Alternative Medicine

Cognitive behavioral therapy shown to be effective for treating depression in older veterans

A visitor at the Vietnam War Memorial in Washington passes early in the morning on Veterans Day, Monday, to look at the names inscribed on the wall.

A visitor at the Vietnam War Memorial in Washington passes early in the morning on Veterans Day, Monday, to look at the names inscribed on the wall.  (AP Photo/J. David Ake)

For veterans seeking mental health treatment, a lot of emphasis has been placed on developing therapies post-traumatic stress disorder, a condition characterized by frequent flashbacks and nightmares that are triggered by a terrifying event.

But according to Dr. Bradley Karlin, the national mental health director for the U.S. Department of Veterans Affairs (VA), another serious mental health condition affecting veterans often goes unnoticed: clinical depression.

If not addressed properly, depression can have very significant health implications for older generations – including poor quality of life, increased mortality, increased suicide rates, and delay in recovery from mental illness.

In order to provide better options for people battling this condition, Karlin and fellow researchers at the VA have revealed that cognitive behavioral therapy is an effective treatment option for both younger and older veterans battling depression.

“Depression among veterans is generally speaking about the second most common mental health diagnosis among individuals who are seeking treatment within the VA health care system,” Karlin told  “... This is one of the first studies to look at the extent to which older versus younger adults benefit from cognitive behavioral therapy and to do so in a large, diverse national sample, and specifically within veteran populations.”

Cognitive behavioral therapy (CBT) is a form of psychotherapy that focuses on the integral relationship between a person’s thoughts and behaviors – and how they contribute to the cycle of depression.  Patients who undergo CBT learn to take an active role in their treatments by learning new skills to help them change their patterns of thinking and behavior that contribute to their depression symptoms.

“We often say according to the CBT model, that individuals with depression – young and old – generally look through distorted lenses, if you will, that cultivate their perception of their lives and the things around them. And so CBT helps to correct that cognitive prescription and help them to see the world in a more realistic way,” Karlin said.

According to Karlin, previous randomized controlled studies of CBT have found it to be an effective form of treatment for depression and other mental health conditions.  However, patients who seek treatment for depression often do not receive CBT, as there are very few mental health professionals in the United States who offer it, due to limited opportunities for professionals to receive competency-based training this area.

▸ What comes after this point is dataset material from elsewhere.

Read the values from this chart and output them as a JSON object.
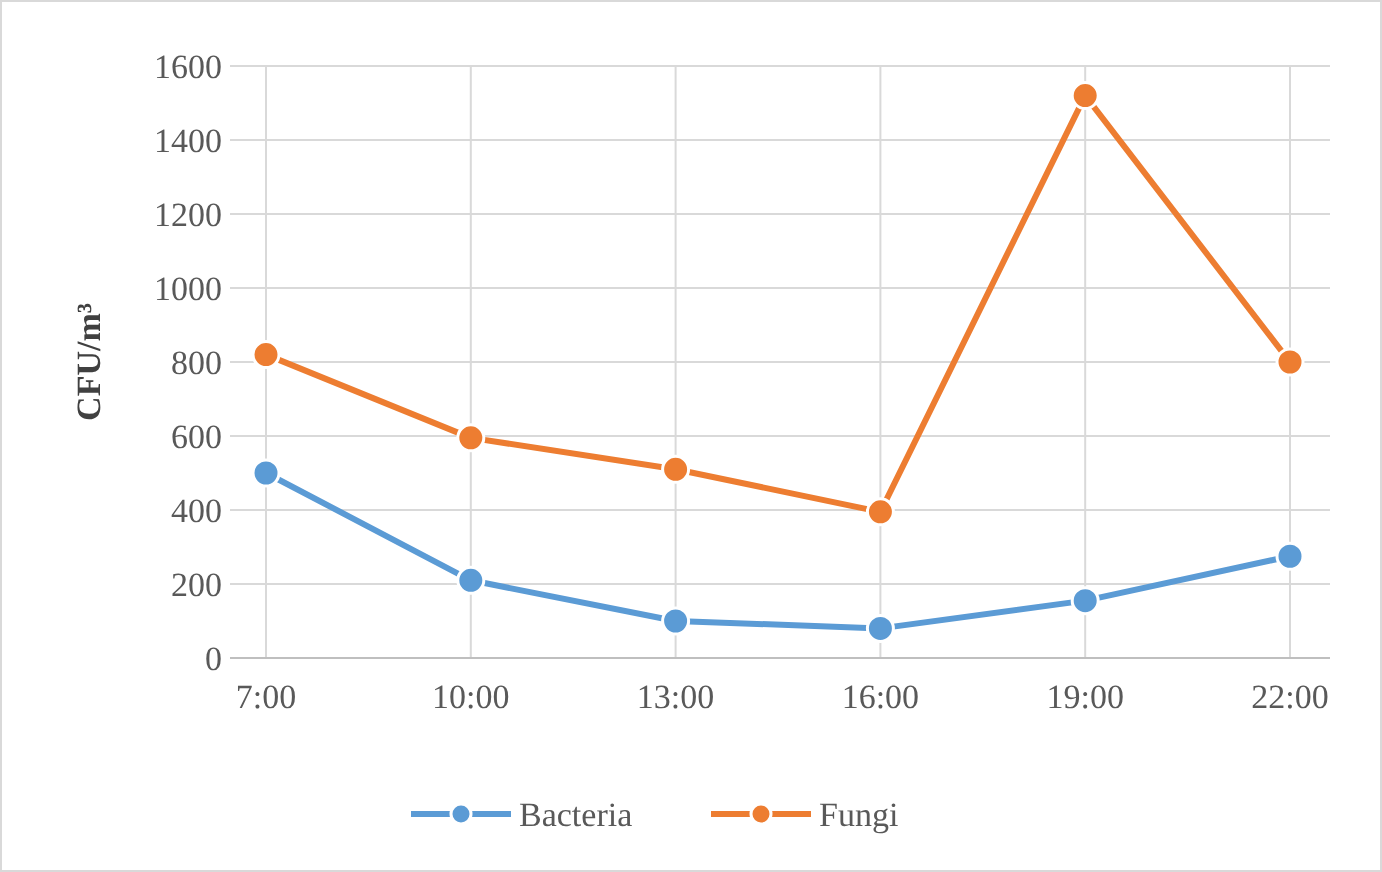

Additionally, Karlin said there hasn’t been much research on the benefits of CBT for older individuals with depression because of the stigma associated with mental illness in older generations.

“Many older adults often grew up at a time when mental illness was characterized in very different ways, and mental health treatment consisted of much different types of approaches,” Karlin said. “…Older individuals also typically grew up in a time when self-resilience and getting through challenging situations and circumstances on one’s own were important and emphasized. So they might be less likely to reach out for help because they think they should be able to manage this on their own.”

In an attempt to provide older veterans with the care they need and de-stigmatize treatment for depression, the VA has developed a national initiative to disseminate and implement CBT and 15 other evidence-based psychotherapies.  As part of this initiative, Karlin and his colleagues have developed national competency-based training programs for these therapies and have trained 7,500 mental health professionals in one or more of these evidence-based psychotherapies.

In order to evaluate the success of this initiative, Karlin analyzed 864 veterans – 100 who were 65 and older and 764 who were between 18 and 64 – who were receiving CBT for depression (CBT-D) through the Veterans Health Administration.  The CBT-D treatment protocol was developed specifically for veterans and those in the military, and it was intended to be administered in approximately 12 to 16 individual sessions.

Overall, 68 percent of the 864 veterans completed all the sessions or finished early due to speedier relief of symptoms. Of the individuals who finished the CBT sessions, there was an average reduction of 40 percent in their Beck Depression Inventory-II scores – measurements used by mental health professionals to assess the severity of a patient’s depression symptoms.

According to Karlin, these findings show that relatively new psychotherapies such as CBT can be integrated into routine clinical settings and show very promising results for younger and older veterans.

“We see veterans who have often been struggling for decades, especially these older veterans who are not necessarily experiencing depression for the first time,” Karlin said.  “And we now have treatments, in this case CBT, that can really help them to reclaim their lives, and I think it’s really an important message for older as well as younger veterans that there are treatments that can help them.”

The research was published in The Journals of Gerontology, Series B: Psychological Sciences and Social Sciences.